Temporal Differentiation: The system distinguishes between past meetings (requiring reflection) and upcoming meetings (requiring proactive toasts and alerts), providing the appropriate action for each stage.
Borrow budget
We iterated toward a supportive model where users receive rescheduling nudges but maintain the flexibility to override them.
When a guest runs out of budget, the tool suggests mitigation options to the organizer. However, these suggestions are designed to be non-intrusive and can be easily ignored to avoid disrupting the meeting flow.

Key takeaways
I believe we must accept that our current tools are imperfect proxies, necessary bridges to a broader cultural shift toward digital sobriety, the idea that we should use only the digital resources we truly need.
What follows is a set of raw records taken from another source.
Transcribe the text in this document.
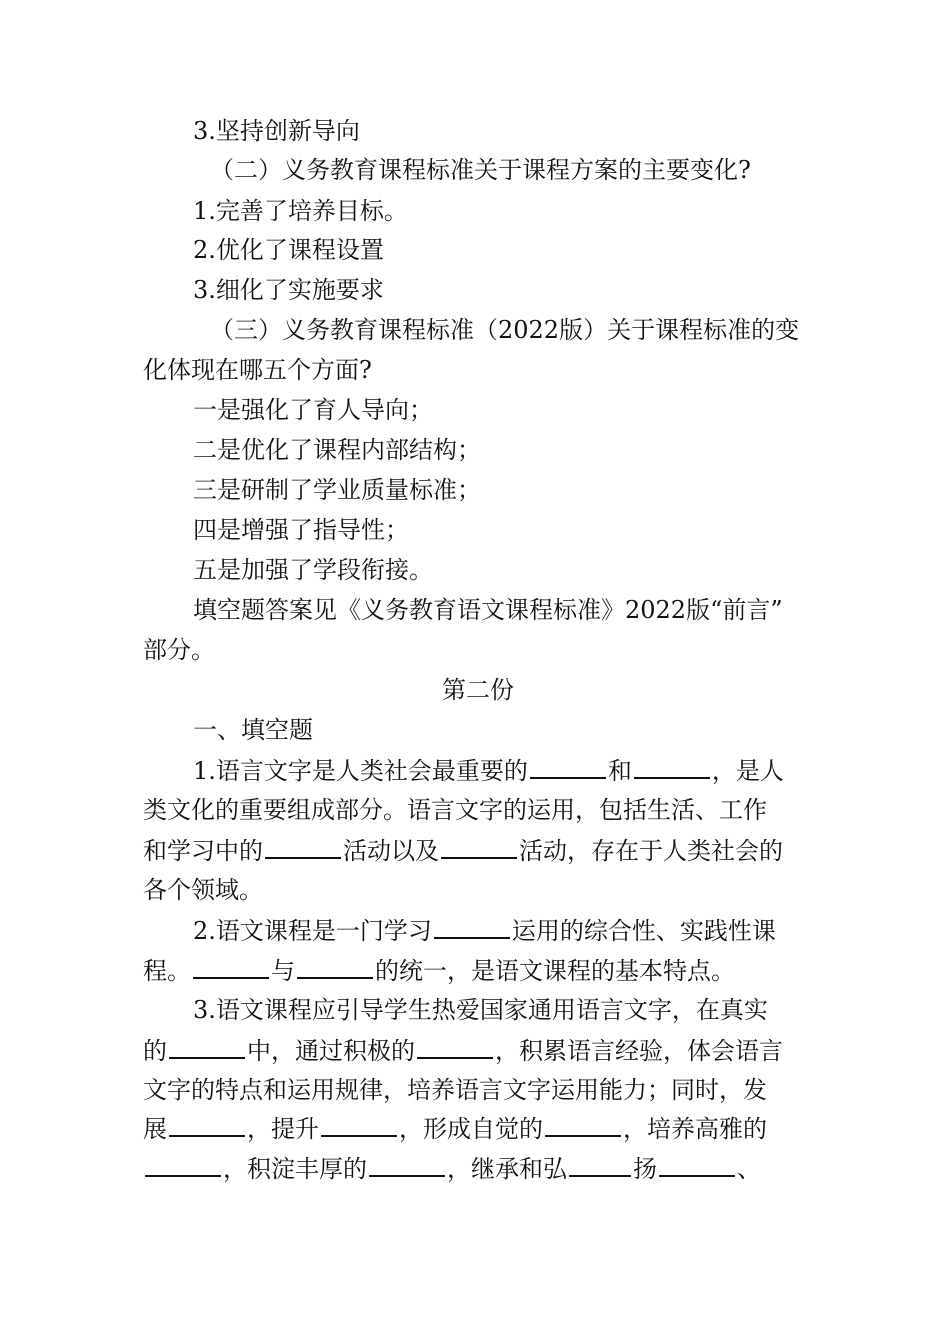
3.坚持创新导向
（二）义务教育课程标准关于课程方案的主要变化?
1.完善了培养目标。
2.优化了课程设置
3.细化了实施要求
（三）义务教育课程标准（2022版）关于课程标准的变
化体现在哪五个方面?
一是强化了育人导向；
二是优化了课程内部结构；
三是研制了学业质量标准；
四是增强了指导性；
五是加强了学段衔接。
填空题答案见《义务教育语文课程标准》2022版“前言”
部分。
第二份
一、填空题
1.语言文字是人类社会最重要的	和	，是人
类文化的重要组成部分。语言文字的运用，包括生活、工作
和学习中的	活动以及	活动，存在于人类社会的
各个领域。
2.语文课程是一门学习	运用的综合性、实践性课
程。	与	的统一，是语文课程的基本特点。
3.语文课程应引导学生热爱国家通用语言文字，在真实
的	中，通过积极的	，积累语言经验，体会语言
文字的特点和运用规律，培养语言文字运用能力；同时，发
展	，提升	，形成自觉的	，培养高雅的
，积淀丰厚的	，继承和弘	扬	、
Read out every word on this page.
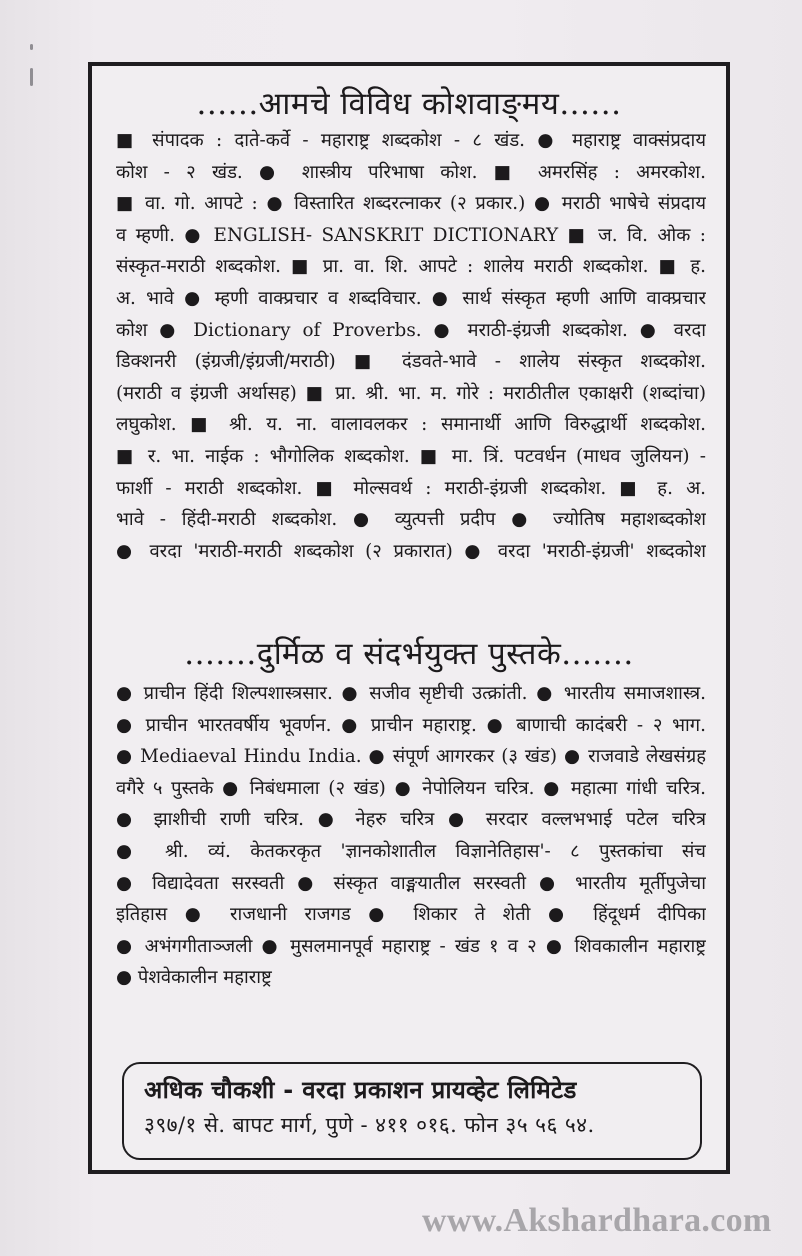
......आमचे विविध कोशवाङ्‌मय......
■ संपादक : दाते-कर्वे - महाराष्ट्र शब्दकोश - ८ खंड. ● महाराष्ट्र वाक्संप्रदाय
कोश - २ खंड. ● शास्त्रीय परिभाषा कोश. ■ अमरसिंह : अमरकोश.
■ वा. गो. आपटे : ● विस्तारित शब्दरत्नाकर (२ प्रकार.) ● मराठी भाषेचे संप्रदाय
व म्हणी. ● ENGLISH- SANSKRIT DICTIONARY ■ ज. वि. ओक :
संस्कृत-मराठी शब्दकोश. ■ प्रा. वा. शि. आपटे : शालेय मराठी शब्दकोश. ■ ह.
अ. भावे ● म्हणी वाक्प्रचार व शब्दविचार. ● सार्थ संस्कृत म्हणी आणि वाक्प्रचार
कोश ● Dictionary of Proverbs. ● मराठी-इंग्रजी शब्दकोश. ● वरदा
डिक्शनरी (इंग्रजी/इंग्रजी/मराठी) ■ दंडवते-भावे - शालेय संस्कृत शब्दकोश.
(मराठी व इंग्रजी अर्थासह) ■ प्रा. श्री. भा. म. गोरे : मराठीतील एकाक्षरी (शब्दांचा)
लघुकोश. ■ श्री. य. ना. वालावलकर : समानार्थी आणि विरुद्धार्थी शब्दकोश.
■ र. भा. नाईक : भौगोलिक शब्दकोश. ■ मा. त्रिं. पटवर्धन (माधव जुलियन) -
फार्शी - मराठी शब्दकोश. ■ मोल्सवर्थ : मराठी-इंग्रजी शब्दकोश. ■ ह. अ.
भावे - हिंदी-मराठी शब्दकोश. ● व्युत्पत्ती प्रदीप ● ज्योतिष महाशब्दकोश
● वरदा 'मराठी-मराठी शब्दकोश (२ प्रकारात) ● वरदा 'मराठी-इंग्रजी' शब्दकोश
.......दुर्मिळ व संदर्भयुक्त पुस्तके.......
● प्राचीन हिंदी शिल्पशास्त्रसार. ● सजीव सृष्टीची उत्क्रांती. ● भारतीय समाजशास्त्र.
● प्राचीन भारतवर्षीय भूवर्णन. ● प्राचीन महाराष्ट्र. ● बाणाची कादंबरी - २ भाग.
● Mediaeval Hindu India. ● संपूर्ण आगरकर (३ खंड) ● राजवाडे लेखसंग्रह
वगैरे ५ पुस्तके ● निबंधमाला (२ खंड) ● नेपोलियन चरित्र. ● महात्मा गांधी चरित्र.
● झाशीची राणी चरित्र. ● नेहरु चरित्र ● सरदार वल्लभभाई पटेल चरित्र
● श्री. व्यं. केतकरकृत 'ज्ञानकोशातील विज्ञानेतिहास'- ८ पुस्तकांचा संच
● विद्यादेवता सरस्वती ● संस्कृत वाङ्मयातील सरस्वती ● भारतीय मूर्तीपुजेचा
इतिहास ● राजधानी राजगड ● शिकार ते शेती ● हिंदूधर्म दीपिका
● अभंगगीताञ्जली ● मुसलमानपूर्व महाराष्ट्र - खंड १ व २ ● शिवकालीन महाराष्ट्र
● पेशवेकालीन महाराष्ट्र
अधिक चौकशी - वरदा प्रकाशन प्रायव्हेट लिमिटेड
३९७/१ से. बापट मार्ग, पुणे - ४११ ०१६. फोन ३५ ५६ ५४.
www.Akshardhara.com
We should constantly challenges the assumption that digital growth must be infinite.
While we are aware that significant maintenance and refinement remain for the current version, such as:
Logic Optimization: The budgeting algorithms need further stress-testing to handle complex, recurring meeting patterns.
Visual Fidelity: The UI transitions between different meeting states require smoothing to ensure a seamless user experience.
Integration Depth: Deeper API synchronization with various calendar providers is necessary to improve the accuracy of online meeting detection.
Question: How can we find ways for online meetings to highlight digital scarcity and encourage mindful use of online meetings?
Answer: By making the users' end goal not focus solely on reducing energy but also being sustainable for mind and planet.
What would I do differently/More?
Future iterations will include automated "Resource Cleanup" to address the environmental cost of "zombie data" (redundant cloud files). Reducing file sizes by just 1KB can save 3,000kg of CO₂ monthly, challenging unnecessary long-term recordings (Jones, N., 2018).
Also we may suggest “greener hours” for certain activities to be rescheduled to perform automatically.